To initiate a new national screening programme, certain criteria must be fulfilled. There must be a perceived need in the medical community or in the wider public. Pilot studies are then carried out. If outcomes are promising, large scale prospective randomised controlled trials (RCTs) need to be performed, seeking robust evidence for implementation. This is critical because it is politically difficult to stop a screening programme, even when evidence shows little benefit, for example, some early breast screening programmes (Nordic Cochrane Collaboration 2001 and 2006).
The screened condition should be an important health problem either because it is common (such as lung or prostate cancer) or has serious but preventable consequences, such as carotid artery disease or abdominal aortic aneurysm (AAA). The prevalence (proportion of cases already in a defined population) and the incidence (number of new cases in a defined population within a specified period of time) of the disease in the population at risk are discovered from pilot studies. There should be a truly early stage where treatment outcomes are better than at a late stage. Colorectal adenomas and early cancers are good examples.

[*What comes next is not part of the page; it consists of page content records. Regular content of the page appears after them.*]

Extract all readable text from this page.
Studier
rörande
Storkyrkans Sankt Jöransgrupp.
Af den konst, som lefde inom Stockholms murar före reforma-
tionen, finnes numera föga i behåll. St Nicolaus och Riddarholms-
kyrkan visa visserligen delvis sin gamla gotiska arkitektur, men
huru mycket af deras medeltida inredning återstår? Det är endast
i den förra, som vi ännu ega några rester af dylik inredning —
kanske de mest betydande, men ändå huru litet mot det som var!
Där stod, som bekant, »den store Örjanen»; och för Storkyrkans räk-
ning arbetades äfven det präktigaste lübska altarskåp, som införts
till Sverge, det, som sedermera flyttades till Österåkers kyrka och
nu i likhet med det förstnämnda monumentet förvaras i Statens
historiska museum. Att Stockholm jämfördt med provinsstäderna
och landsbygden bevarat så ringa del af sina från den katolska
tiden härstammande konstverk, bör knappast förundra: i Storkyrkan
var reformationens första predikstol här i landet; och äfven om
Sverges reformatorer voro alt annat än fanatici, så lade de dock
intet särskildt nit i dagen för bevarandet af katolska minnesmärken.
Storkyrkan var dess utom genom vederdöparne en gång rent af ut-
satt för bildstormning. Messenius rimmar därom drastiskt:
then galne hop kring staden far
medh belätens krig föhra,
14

The biological behaviour or natural history of the disease should be well understood, including how latent disease progresses to clinical disease, and the disease course should be reasonably predictable. For example, AAAs are known to expand smoothly for the most part and rarely rupture until they are large. The risks of untreated disease also need to be understood, and there should be a long period between the first detectable stages and overt disease.